Un voto de confianza: ¿En serio?

Foto: Archivo web

En medio de un acto verdaderamente cínico, el presidente Nicolás Maduro pidió un voto de confianza a quienes lo respaldan y a quienes lo adversan. Sonaba como un niño que cometió una travesura y “mingonea” para que la mamá lo deje seguir jugando. Con total impunidad.

A estas alturas del partido, después de 46 asesinatos, después de repartir palo a diestra y siniestra, después de apresar a más de dos mil personas en las protestas. ¿En serio?, después de llamar terroristas a los que protestan y jurar cárcel para todo el mundo, señor presidente, usted pide un voto de confianza. No hay derecho.

Solo imaginen ustedes la escena:

La mamá de Juan Pernalete sentada frente al televisor y el Presidente dice: “tú, que no me apoyas, te hablo a ti, ¡dame un voto de confianza para alcanzar la paz!

Solo imaginen la reacción de esa seňora, o la de la mamá de “Pedreyshon” -joven arrollado por una tanqueta-. Solo por un segundo imaginen la cara de estas mujeres.

Hoy más que nunca la justicia precede al perdón y a la paz, compañero presidente. Mientras usted dirija el Estado será muy complejo perdonar tanta maldad. Para darle un voto de confianza habría que perdonarlo y eso, por ahora, creo que no es humanamente posible. Quizás, cuando asuma la responsabilidad del desastre de país y deje de culpar a los demás, quizás y solo cuando eso suceda se podrá pensar en el voto de confianza.

Mientras tanto, la historia la sigue escribiendo usted a punta de balas, perdigones, gas y maltrato a la mayoría del país que dirije.
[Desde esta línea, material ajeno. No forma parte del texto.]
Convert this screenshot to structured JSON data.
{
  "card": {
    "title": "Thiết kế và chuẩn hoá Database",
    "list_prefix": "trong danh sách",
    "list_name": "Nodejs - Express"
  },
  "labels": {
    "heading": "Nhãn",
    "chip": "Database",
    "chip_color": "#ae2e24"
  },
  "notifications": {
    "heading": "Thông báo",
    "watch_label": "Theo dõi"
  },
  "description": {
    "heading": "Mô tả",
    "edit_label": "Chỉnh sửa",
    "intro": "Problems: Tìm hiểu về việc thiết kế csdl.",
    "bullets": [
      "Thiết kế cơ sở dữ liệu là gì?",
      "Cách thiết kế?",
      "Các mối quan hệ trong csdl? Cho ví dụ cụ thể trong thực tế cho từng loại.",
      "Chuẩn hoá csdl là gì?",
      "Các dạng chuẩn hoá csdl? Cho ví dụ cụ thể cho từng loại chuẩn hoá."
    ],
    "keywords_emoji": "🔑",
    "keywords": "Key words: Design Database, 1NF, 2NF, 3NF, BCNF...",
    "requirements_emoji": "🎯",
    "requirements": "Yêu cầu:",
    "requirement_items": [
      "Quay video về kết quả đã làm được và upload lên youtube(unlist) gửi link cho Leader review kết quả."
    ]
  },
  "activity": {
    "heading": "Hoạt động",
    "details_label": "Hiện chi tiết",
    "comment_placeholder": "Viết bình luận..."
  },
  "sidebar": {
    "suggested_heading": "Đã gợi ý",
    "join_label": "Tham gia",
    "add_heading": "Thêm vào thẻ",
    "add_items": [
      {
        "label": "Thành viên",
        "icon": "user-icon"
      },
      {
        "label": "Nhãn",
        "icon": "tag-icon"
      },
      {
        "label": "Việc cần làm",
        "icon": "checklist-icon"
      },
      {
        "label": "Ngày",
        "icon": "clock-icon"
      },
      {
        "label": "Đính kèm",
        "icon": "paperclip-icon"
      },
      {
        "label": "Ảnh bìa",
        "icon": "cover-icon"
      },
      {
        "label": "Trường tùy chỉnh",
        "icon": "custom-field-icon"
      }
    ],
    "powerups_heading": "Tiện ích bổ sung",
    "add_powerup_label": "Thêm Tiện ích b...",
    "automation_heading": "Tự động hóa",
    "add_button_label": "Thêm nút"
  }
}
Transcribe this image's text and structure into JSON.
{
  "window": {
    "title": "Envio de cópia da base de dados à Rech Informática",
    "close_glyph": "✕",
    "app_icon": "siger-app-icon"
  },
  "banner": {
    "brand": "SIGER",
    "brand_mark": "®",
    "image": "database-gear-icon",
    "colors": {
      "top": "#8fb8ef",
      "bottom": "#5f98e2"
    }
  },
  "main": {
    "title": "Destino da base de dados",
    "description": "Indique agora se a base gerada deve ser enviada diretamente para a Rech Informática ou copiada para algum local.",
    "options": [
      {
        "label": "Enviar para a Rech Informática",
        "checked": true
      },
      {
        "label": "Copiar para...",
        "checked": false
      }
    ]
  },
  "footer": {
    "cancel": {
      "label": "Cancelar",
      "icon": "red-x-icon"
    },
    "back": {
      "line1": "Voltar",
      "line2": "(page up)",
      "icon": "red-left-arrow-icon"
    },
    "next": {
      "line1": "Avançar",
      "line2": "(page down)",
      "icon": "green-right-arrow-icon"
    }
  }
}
Por ahora, la pelota sigue estando en su cancha.

Constituyente inconveniente

Esta última semana, señor presidente, tanto la Conferencia Episcopal Venezolana como la Fiscal General de la República dijeron que el proceso constituyente no conviene al país. Mucho menos en la forma que se plantea.

La Fiscal dice que la Constitución de 1999 es inmejorable y que modificarla agravaría la crisis. Por su parte, los obispos consideran que antes de modificar la ley suprema, hay otras prioridades para la gente. Comida y medicinas. Lo demás es secundario.

De mi parte, creo que ese As bajo la manga que usted sacó, no es más que otra gran estafa para atornillarse en la silla heredada. El país necesita, en principio, que se cumplan las leyes electorales. Ordene al CNE que convoque a elecciones regionales. Comicios vencidos hace varios meses. Ordene, estoy seguro que los rectores harán caso.

Las elecciones serían un gran voto de confianza.

El país tiene seis semanas en un hervidero político y social, no es como fijó Diosdado Cabello: el chavismo no se ha sentido en peligro en ningún momento. Si así fuera, el Presidente no estuviera pidiendo cacao.

Las últimas semanas nos perfilan al país indeseable, a la sociedad que no pertenecemos. No es de nosotros aplicar el “escrache”; no está en nuestro ADN perseguir y maltratar a los compatriotas que andan por el mundo. No y no, ni Lucía, ni la hermana, ni el papá, ni el primo del primo tienen la culpa de lo que está pasando. Cada quien es responsable de lo que hizo y hace en la administración pública. Sus familias no.

Negociación

América Latina, casi en su conjunto, es un espejo para Venezuela. Las experiencias totalitarias y dictatoriales terminaron después de mucha sangre y negociación. Pinochet es un claro ejemplo de lo que aquí pudiera ocurrir.

La presencia del chavismo en una transición es absolutamente necesaria. Garantizar los mínimos a los que hoy gobiernan es sinónimo de estabilidad y viabilidad para cualquier proyecto de reconstrucción nacional.

Mientras más tardes en irte, menos probabilidades tendrás de volver.

La Revolución Bolivariana pasó de ser una inspiración a un problema para la izquierda latinoamericana.

Después de Allende, a la izquierda le tomó más de 20 años para volver a gobernar, para volver a convencer y el madurismo está enterrando la palabra socialismo.

Venezuela representa hoy para la derecha en América, lo que Cuba representaba para la izquierda en los años 70. De ese tamaño es el desastre del socialismo del siglo veintiuno, de esa envergadura es el problema hoy representa este modelo de gestión venezolano para el socialismo del continente.

Pd: ¿Todavía quieres pedir un voto de confianza?, ¿En serio?